Empezó a organizar, con algunas de sus lanchas, viajes relativamente regulares, para llevar carga a los principales puertos del Paraná y del Uruguay, plantando jalones en éstos, creando relaciones, formando clientela. Su ensueño no había cambiado; su ambición seguía siendo la misma de siempre: hacer flamear su pabellón en todos los puertos de los grandes ríos tributarios del Plata, y también Montevideo, cuando sonase la hora.
 
Empezaba a tener muchos barcos, y la M de Miguelovich por todas partes era favorita. Favorita humilde, ya que todavía no la llevaban más que modestas lanchas de vela, y que, sin vapores, no podría conseguir el objeto de sus deseos.
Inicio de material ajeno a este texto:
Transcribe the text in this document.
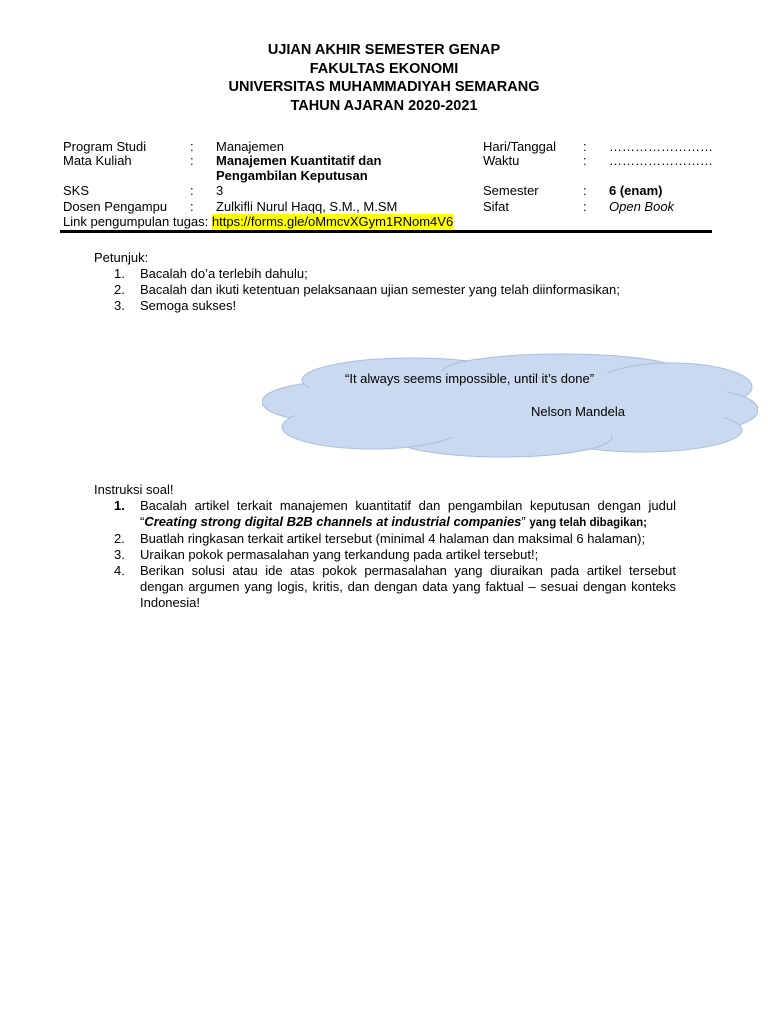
UJIAN AKHIR SEMESTER GENAP
FAKULTAS EKONOMI
UNIVERSITAS MUHAMMADIYAH SEMARANG
TAHUN AJARAN 2020-2021
Program Studi	: Manajemen	Hari/Tanggal : ……………………
Mata Kuliah	: Manajemen Kuantitatif dan	Waktu	: ……………………
Pengambilan Keputusan
SKS	: 3	Semester	: 6 (enam)
Dosen Pengampu : Zulkifli Nurul Haqq, S.M., M.SM	Sifat	: Open Book
Link pengumpulan tugas: https://forms.gle/oMmcvXGym1RNom4V6
Petunjuk:
1. Bacalah do’a terlebih dahulu;
2. Bacalah dan ikuti ketentuan pelaksanaan ujian semester yang telah diinformasikan;
3. Semoga sukses!
“It always seems impossible, until it’s done”
Nelson Mandela
Instruksi soal!
1. Bacalah artikel terkait manajemen kuantitatif dan pengambilan keputusan dengan judul “Creating strong digital B2B channels at industrial companies” yang telah dibagikan;
2. Buatlah ringkasan terkait artikel tersebut (minimal 4 halaman dan maksimal 6 halaman);
3. Uraikan pokok permasalahan yang terkandung pada artikel tersebut!;
4. Berikan solusi atau ide atas pokok permasalahan yang diuraikan pada artikel tersebut dengan argumen yang logis, kritis, dan dengan data yang faktual – sesuai dengan konteks Indonesia!
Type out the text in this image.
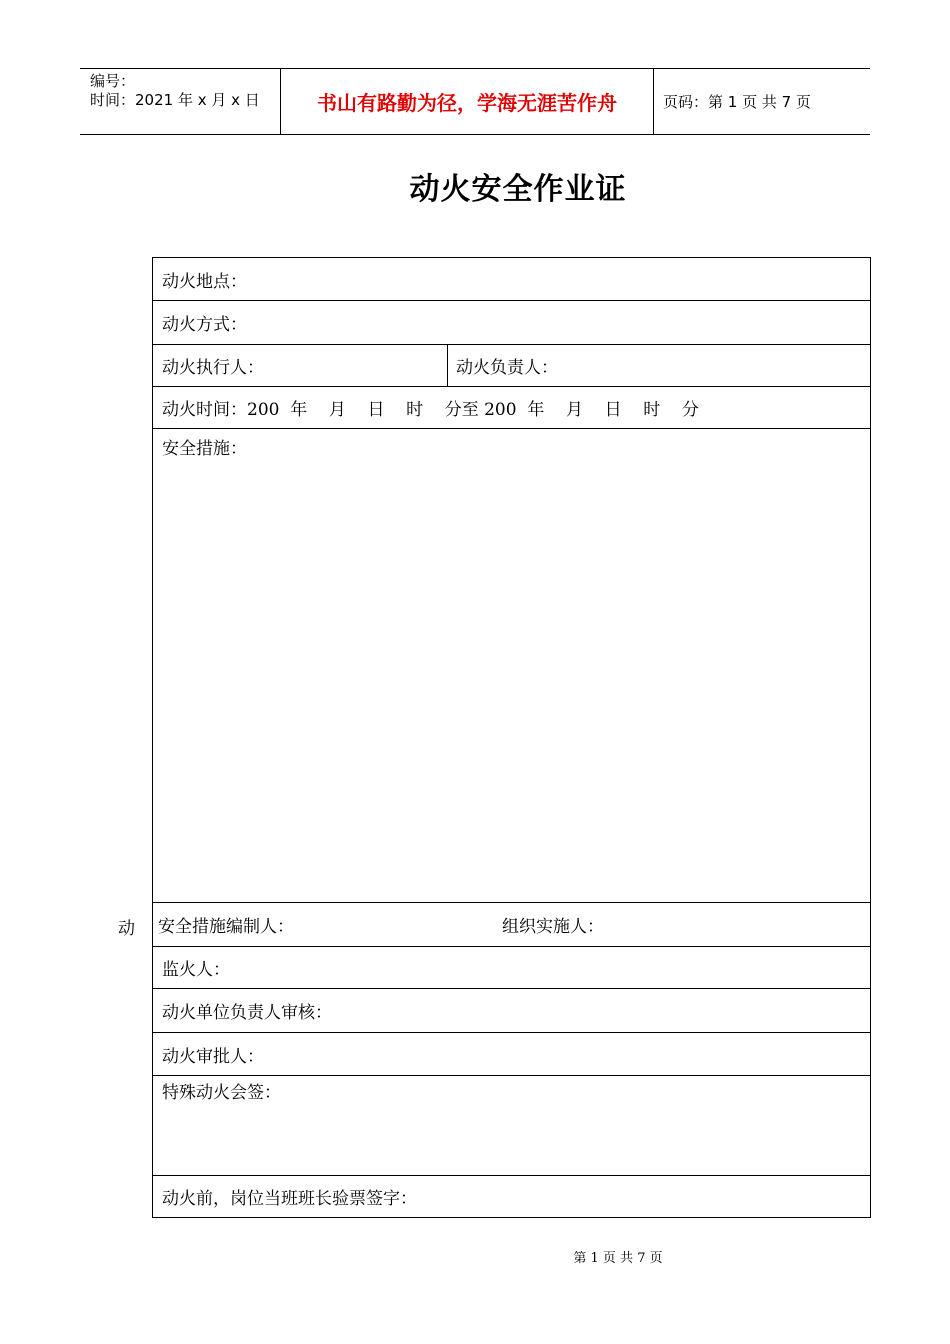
编号：
时间：2021 年 x 月 x 日	书山有路勤为径，学海无涯苦作舟	页码：第 1 页 共 7 页
动火安全作业证
动
动火地点：
动火方式：
动火执行人：	动火负责人：
动火时间：200  年    月    日    时    分至 200  年    月    日    时    分
安全措施：
安全措施编制人：	组织实施人：
监火人：
动火单位负责人审核：
动火审批人：
特殊动火会签：
动火前，岗位当班班长验票签字：
第 1 页 共 7 页
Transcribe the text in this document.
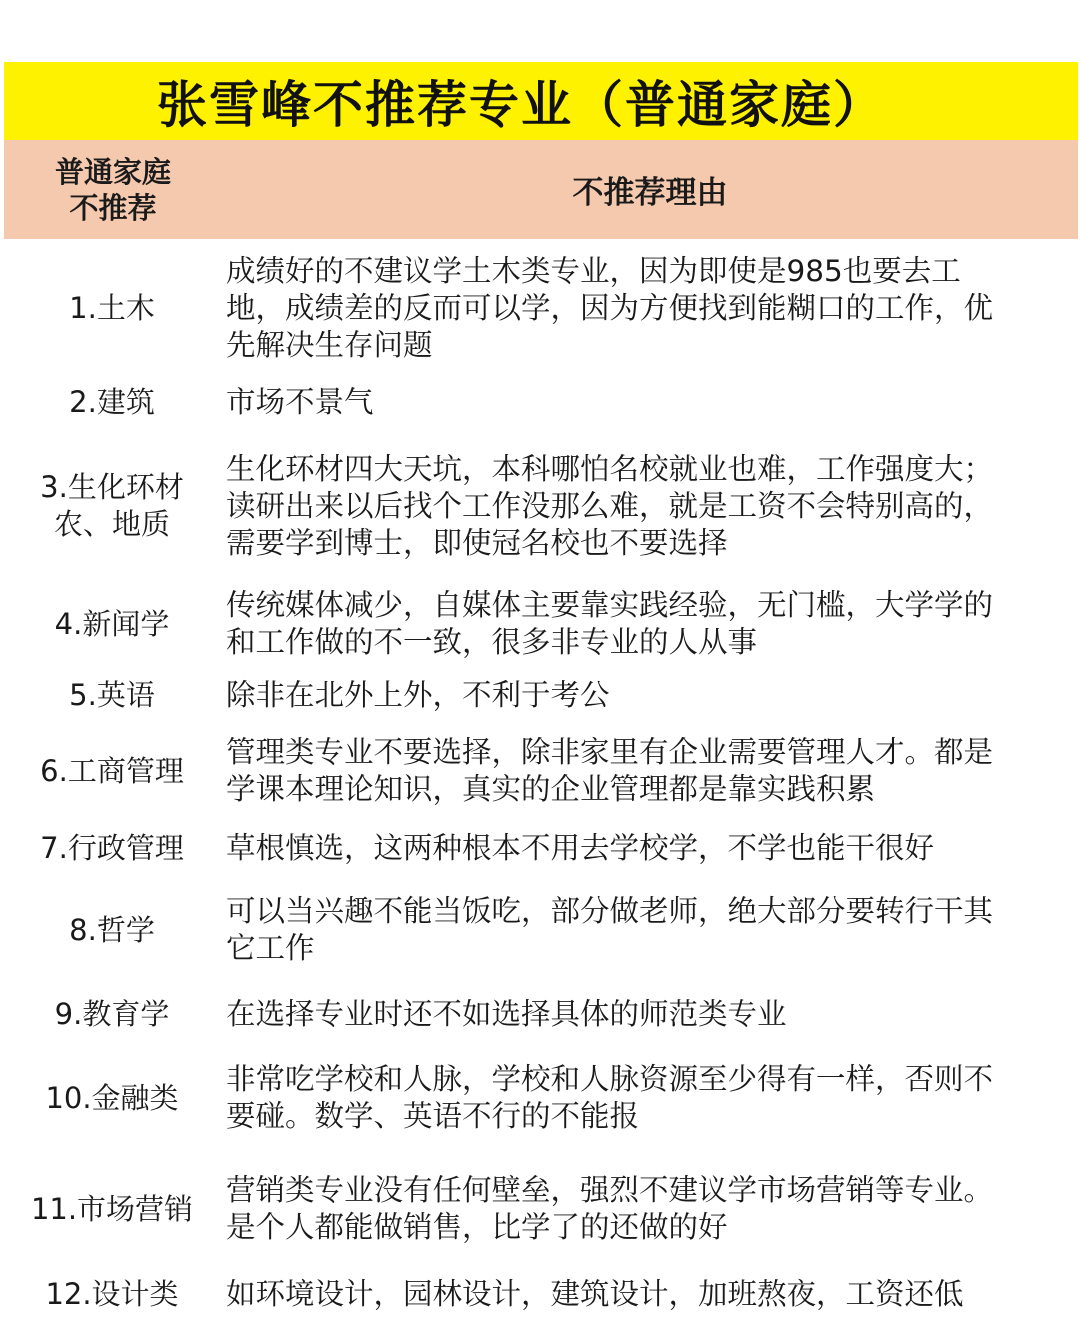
张雪峰不推荐专业（普通家庭）
普通家庭
不推荐	不推荐理由
1.土木
成绩好的不建议学土木类专业，因为即使是985也要去工
地，成绩差的反而可以学，因为方便找到能糊口的工作，优
先解决生存问题
2.建筑 市场不景气
3.生化环材
农、地质
生化环材四大天坑，本科哪怕名校就业也难，工作强度大；
读研出来以后找个工作没那么难，就是工资不会特别高的，
需要学到博士，即使冠名校也不要选择
4.新闻学
传统媒体减少，自媒体主要靠实践经验，无门槛，大学学的
和工作做的不一致，很多非专业的人从事
5.英语 除非在北外上外，不利于考公
6.工商管理
管理类专业不要选择，除非家里有企业需要管理人才。都是
学课本理论知识，真实的企业管理都是靠实践积累
7.行政管理 草根慎选，这两种根本不用去学校学，不学也能干很好
8.哲学
可以当兴趣不能当饭吃，部分做老师，绝大部分要转行干其
它工作
9.教育学 在选择专业时还不如选择具体的师范类专业
10.金融类
非常吃学校和人脉，学校和人脉资源至少得有一样，否则不
要碰。数学、英语不行的不能报
11.市场营销
营销类专业没有任何壁垒，强烈不建议学市场营销等专业。
是个人都能做销售，比学了的还做的好
12.设计类 如环境设计，园林设计，建筑设计，加班熬夜，工资还低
Pero los vapores costaban un dineral, y bien era preciso esperar todavía hasta tener fuerzas necesarias para hacerse de alguno.
 
Escasos eran entonces éstos en el puerto de Buenos Aires; pero asimismo, contra ellos era difícil, hasta imposible, la competencia con veleros en los puertos fluviales. Solamente con vapores se podía emprender el lucrativo servicio de pasajeros para el Rosario, Paraná, Corrientes, la Asunción y los puertos del Uruguay. Sin duda, Miguelovich, con el aumento continuo de su flota, de sus relaciones, de su clientela y de su crédito, no era potencia despreciable, y el tonelaje de sus ya innumerables barcos de vela sumaba respetable cifra. También -para otro- hubiera podido valer algo el poético aspecto de sus goletas navegando con sus velas extendidas y su elegante porte de grandes gaviotas, entre las riberas verdes del majestuoso Paraná, bajo el hermoso cielo azul; pero, de buena gana, hubiese cambiado por el humo negro que ensucia el horizonte, las deslumbradoras alas de lona, en las cuales, exclusivamente todavía, lucía la M.